The first job to be tackled was to “winterize” the boat, i.e. drain off all the water, check the anti freeze in the engine and central heating and fit an automatic bilge pump.

No real problem there except communication, the mechanic just didn’t answer e mails. Difficult to do business like that.

The nice marina lady had a quiet word with him, and things did improve, thanks Debs you have been a star through out . He later confided in me the reason for this was that he was dyslexic, apparently a malady [he] claims affects a lot of mechanics.[It turns out that he is a great mechanic and a nice guy to boot].

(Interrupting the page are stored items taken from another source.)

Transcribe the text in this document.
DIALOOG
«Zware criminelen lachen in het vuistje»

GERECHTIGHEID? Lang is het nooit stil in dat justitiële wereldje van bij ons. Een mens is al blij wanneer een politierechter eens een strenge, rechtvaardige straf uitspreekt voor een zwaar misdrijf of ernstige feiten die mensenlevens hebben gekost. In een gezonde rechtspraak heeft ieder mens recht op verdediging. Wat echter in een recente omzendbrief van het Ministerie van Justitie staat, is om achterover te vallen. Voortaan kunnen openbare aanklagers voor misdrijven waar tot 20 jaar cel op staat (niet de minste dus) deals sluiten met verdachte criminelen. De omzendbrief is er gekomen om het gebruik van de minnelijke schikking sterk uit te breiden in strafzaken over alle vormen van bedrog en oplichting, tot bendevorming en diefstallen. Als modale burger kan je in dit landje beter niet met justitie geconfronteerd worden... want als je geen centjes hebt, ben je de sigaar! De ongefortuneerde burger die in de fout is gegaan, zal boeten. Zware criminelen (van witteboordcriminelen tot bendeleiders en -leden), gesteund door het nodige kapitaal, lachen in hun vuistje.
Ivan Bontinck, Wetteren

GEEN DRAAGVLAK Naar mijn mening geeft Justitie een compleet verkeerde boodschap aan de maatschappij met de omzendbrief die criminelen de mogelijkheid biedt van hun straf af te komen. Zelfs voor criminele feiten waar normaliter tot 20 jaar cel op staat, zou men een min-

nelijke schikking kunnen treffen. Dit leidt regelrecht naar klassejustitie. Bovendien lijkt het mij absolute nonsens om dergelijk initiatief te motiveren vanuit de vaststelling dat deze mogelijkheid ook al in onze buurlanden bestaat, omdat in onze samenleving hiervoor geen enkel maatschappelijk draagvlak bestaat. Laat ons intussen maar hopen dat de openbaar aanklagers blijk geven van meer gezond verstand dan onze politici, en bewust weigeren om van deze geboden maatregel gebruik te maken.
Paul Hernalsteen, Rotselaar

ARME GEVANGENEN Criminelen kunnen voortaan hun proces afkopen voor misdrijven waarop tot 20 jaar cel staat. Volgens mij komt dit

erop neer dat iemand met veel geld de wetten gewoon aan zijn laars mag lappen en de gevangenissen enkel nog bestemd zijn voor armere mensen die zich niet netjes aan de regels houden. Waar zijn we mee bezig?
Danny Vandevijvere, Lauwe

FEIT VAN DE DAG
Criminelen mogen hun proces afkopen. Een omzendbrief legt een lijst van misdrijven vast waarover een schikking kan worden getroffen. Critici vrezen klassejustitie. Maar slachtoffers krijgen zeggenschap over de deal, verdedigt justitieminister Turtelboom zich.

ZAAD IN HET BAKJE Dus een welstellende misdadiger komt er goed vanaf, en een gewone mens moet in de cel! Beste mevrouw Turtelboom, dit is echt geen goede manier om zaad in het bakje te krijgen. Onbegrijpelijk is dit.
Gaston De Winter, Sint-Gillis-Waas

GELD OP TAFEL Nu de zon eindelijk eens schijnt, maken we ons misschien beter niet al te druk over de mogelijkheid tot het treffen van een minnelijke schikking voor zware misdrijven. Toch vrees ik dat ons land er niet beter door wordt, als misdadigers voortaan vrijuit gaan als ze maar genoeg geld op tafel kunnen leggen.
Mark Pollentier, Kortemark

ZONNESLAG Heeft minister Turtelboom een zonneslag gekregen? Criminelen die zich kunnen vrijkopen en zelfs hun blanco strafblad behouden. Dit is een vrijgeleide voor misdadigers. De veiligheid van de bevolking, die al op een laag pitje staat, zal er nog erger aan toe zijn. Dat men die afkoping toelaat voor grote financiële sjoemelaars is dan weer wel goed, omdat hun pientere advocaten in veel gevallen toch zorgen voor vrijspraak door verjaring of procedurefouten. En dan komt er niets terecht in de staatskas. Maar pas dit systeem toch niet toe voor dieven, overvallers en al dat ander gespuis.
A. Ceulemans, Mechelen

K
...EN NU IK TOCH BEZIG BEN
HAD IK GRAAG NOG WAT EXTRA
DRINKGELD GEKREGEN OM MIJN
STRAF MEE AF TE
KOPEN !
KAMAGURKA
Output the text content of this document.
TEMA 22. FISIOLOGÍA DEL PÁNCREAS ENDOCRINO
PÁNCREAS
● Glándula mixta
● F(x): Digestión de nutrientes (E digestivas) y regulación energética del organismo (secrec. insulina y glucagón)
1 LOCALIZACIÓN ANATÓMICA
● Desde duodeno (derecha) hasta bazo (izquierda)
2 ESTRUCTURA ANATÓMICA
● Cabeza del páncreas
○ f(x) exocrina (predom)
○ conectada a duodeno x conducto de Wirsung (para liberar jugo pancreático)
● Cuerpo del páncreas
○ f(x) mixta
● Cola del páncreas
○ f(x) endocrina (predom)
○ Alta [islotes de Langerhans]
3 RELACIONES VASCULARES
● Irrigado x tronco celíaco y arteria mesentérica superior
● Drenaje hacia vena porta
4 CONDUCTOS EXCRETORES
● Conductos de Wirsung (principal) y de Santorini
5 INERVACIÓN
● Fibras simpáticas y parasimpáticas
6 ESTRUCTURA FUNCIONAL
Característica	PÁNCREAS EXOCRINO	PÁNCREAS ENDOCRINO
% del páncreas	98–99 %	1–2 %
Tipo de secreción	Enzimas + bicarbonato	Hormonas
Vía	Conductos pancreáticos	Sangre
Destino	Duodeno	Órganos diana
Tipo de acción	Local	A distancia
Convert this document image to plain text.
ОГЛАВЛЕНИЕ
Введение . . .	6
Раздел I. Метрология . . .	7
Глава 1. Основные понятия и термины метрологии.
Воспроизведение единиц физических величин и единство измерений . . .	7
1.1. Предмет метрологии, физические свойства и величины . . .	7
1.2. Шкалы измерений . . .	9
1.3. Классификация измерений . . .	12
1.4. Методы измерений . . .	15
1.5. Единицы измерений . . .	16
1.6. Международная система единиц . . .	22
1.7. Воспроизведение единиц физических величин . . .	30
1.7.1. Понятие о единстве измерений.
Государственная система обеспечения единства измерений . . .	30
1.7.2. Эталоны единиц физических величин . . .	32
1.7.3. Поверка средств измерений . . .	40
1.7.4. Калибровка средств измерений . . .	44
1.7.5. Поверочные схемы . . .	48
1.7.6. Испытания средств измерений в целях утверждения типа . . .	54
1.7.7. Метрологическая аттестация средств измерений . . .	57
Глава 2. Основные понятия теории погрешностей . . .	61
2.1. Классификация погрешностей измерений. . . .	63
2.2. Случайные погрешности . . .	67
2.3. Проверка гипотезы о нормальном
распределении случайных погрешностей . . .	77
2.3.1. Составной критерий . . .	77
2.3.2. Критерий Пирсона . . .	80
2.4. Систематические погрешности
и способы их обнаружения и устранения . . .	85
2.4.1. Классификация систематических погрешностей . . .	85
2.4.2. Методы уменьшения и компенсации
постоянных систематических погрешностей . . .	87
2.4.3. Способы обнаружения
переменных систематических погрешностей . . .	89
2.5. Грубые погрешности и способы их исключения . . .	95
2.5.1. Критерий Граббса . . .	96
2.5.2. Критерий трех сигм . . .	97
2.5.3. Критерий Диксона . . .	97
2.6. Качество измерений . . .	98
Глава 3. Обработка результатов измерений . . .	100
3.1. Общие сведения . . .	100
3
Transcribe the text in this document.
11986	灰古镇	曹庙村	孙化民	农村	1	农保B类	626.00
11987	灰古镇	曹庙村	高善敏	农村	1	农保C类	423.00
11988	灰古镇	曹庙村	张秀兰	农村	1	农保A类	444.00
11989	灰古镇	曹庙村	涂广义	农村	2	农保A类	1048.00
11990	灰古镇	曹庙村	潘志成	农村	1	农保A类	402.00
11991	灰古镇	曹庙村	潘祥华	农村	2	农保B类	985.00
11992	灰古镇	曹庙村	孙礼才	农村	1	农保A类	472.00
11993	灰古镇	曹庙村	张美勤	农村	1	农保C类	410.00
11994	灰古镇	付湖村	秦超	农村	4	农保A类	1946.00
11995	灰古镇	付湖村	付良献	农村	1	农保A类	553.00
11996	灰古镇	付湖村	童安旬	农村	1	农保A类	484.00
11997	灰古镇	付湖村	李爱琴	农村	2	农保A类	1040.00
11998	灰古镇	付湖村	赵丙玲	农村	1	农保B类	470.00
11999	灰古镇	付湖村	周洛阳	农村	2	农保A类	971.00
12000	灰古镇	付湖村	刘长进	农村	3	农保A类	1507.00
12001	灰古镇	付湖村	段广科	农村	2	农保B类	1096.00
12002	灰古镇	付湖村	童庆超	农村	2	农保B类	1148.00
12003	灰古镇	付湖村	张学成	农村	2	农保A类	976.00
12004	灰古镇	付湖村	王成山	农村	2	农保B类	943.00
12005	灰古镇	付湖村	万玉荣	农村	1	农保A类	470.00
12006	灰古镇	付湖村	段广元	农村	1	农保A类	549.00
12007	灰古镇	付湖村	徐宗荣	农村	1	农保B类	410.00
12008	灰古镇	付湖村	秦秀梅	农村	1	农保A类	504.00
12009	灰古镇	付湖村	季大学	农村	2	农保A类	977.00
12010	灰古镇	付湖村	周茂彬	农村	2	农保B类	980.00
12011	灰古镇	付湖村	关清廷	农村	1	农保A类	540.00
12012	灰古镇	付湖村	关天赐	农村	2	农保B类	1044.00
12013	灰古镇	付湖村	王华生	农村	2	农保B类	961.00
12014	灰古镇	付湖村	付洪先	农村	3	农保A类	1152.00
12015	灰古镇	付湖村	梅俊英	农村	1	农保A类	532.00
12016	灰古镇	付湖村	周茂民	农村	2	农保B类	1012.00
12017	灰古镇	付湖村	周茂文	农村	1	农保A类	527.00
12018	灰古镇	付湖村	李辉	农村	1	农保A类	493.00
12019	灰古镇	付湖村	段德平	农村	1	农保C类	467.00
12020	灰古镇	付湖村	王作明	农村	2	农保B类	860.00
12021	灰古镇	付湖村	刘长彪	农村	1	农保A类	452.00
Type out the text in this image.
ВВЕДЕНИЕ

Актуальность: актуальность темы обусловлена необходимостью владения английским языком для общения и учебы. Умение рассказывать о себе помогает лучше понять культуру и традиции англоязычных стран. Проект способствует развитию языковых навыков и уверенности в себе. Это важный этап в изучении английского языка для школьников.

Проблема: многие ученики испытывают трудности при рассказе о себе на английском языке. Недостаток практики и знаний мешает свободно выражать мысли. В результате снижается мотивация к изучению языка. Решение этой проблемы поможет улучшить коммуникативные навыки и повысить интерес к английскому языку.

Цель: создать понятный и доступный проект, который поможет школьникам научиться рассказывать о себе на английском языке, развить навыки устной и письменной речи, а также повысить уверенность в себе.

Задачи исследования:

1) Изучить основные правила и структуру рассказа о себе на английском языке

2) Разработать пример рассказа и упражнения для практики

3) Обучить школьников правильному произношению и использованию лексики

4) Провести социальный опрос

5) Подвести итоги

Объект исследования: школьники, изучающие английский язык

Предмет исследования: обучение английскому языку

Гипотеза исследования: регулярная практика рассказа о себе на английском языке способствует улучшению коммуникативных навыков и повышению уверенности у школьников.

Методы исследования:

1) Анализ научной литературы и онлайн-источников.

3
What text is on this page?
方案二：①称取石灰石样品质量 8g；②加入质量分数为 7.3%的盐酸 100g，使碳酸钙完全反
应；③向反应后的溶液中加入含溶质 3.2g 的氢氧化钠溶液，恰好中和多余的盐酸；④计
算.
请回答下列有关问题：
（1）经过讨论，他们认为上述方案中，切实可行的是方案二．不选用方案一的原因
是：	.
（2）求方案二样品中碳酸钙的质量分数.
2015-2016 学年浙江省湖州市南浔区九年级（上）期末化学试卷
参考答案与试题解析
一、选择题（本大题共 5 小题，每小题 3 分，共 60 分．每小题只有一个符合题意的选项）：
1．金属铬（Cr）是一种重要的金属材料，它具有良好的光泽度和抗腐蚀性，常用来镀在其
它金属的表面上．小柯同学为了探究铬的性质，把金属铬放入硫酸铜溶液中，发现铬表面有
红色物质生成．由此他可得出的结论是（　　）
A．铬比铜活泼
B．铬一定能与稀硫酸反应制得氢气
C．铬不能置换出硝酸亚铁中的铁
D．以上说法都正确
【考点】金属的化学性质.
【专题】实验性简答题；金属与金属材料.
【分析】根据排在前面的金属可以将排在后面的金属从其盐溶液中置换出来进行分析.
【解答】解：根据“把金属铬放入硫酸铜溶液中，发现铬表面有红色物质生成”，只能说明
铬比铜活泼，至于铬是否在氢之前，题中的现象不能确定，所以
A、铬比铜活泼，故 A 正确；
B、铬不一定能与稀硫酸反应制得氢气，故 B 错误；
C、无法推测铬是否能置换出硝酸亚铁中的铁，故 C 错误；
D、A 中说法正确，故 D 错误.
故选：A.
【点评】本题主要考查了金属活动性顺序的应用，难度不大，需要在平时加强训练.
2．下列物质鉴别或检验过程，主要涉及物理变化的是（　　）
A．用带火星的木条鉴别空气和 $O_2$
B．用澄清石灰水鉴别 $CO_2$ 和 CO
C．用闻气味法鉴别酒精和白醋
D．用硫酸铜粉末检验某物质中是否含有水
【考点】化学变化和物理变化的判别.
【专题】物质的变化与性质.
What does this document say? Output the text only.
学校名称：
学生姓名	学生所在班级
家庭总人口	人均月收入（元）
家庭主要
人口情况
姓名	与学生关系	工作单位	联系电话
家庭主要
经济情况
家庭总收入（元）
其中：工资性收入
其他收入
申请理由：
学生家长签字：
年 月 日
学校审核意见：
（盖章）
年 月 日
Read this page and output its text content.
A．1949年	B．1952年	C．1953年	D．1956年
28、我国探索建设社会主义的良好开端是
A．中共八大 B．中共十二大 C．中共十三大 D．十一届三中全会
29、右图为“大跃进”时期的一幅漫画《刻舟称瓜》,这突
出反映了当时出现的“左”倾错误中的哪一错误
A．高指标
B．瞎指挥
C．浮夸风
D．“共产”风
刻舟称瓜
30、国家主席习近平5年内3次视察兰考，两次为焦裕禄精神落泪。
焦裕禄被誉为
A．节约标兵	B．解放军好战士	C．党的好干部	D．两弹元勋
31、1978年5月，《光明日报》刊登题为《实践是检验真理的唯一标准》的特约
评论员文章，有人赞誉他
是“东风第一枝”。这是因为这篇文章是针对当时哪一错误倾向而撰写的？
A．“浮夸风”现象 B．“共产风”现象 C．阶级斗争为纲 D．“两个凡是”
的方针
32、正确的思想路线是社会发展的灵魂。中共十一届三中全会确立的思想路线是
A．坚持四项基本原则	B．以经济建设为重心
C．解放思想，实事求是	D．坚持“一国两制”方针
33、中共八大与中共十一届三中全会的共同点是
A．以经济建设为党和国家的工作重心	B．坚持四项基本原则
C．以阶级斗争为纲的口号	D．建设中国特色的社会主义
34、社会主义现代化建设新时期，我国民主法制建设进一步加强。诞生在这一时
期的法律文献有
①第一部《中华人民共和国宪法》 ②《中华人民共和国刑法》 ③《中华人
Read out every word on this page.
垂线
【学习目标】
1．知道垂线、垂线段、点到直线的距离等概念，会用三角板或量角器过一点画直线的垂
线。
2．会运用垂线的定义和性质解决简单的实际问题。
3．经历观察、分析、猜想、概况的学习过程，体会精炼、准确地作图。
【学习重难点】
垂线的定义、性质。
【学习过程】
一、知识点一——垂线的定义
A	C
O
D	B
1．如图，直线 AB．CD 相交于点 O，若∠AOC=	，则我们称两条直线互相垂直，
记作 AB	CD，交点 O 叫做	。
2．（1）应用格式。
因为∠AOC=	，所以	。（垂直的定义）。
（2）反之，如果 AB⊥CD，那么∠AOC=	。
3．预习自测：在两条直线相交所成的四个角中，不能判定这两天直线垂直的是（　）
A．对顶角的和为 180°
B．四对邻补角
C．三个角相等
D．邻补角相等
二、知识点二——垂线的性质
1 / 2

That goes pretty high on my list of lame excuses, the top one being a really nice Irish guy Pat, who I had employed as a carpenter years ago when I lived in London. He was always a bit late for work, when I finally collared him about it; he said he could never decide what to wear to work.

Nice one Pat.

I digress, the boat was winterized, which was just as well as it was a cold one and the whole marina froze over.

Next job was to have her taken out of the water, have the hull stripped back to bare metal and have a bit of over plating done. There were a couple of areas where there was pitting, and I though if she’s out of the water, may as well do the job right, so a small amount of over plating and then the hull was blacked, and the engine bay partially de-rusted and then back in the water.

Seems like a good job was done, I had the marine surveyor who had done the original survey, check out all the major works and give me written reports and photos, so all good except once again communications.

I then came across a great guy, the partner of the woman who runs the marina and a carpenter/narrow boat fitter outer .He replaced the stern deck and did a great job, also did a great job on de-greasing, de-rusting and painting the engine compartment. A job I should have done myself, but I just didn’t fancy it, not only that be was great with communications and chasing other people up

So that takes us up to present.

There needs to be a bit of electrical work, not much. The outside is badly in need of paint, Sarah and I can do that and a bit of a tidy up inside, and then she will be a really nice boat.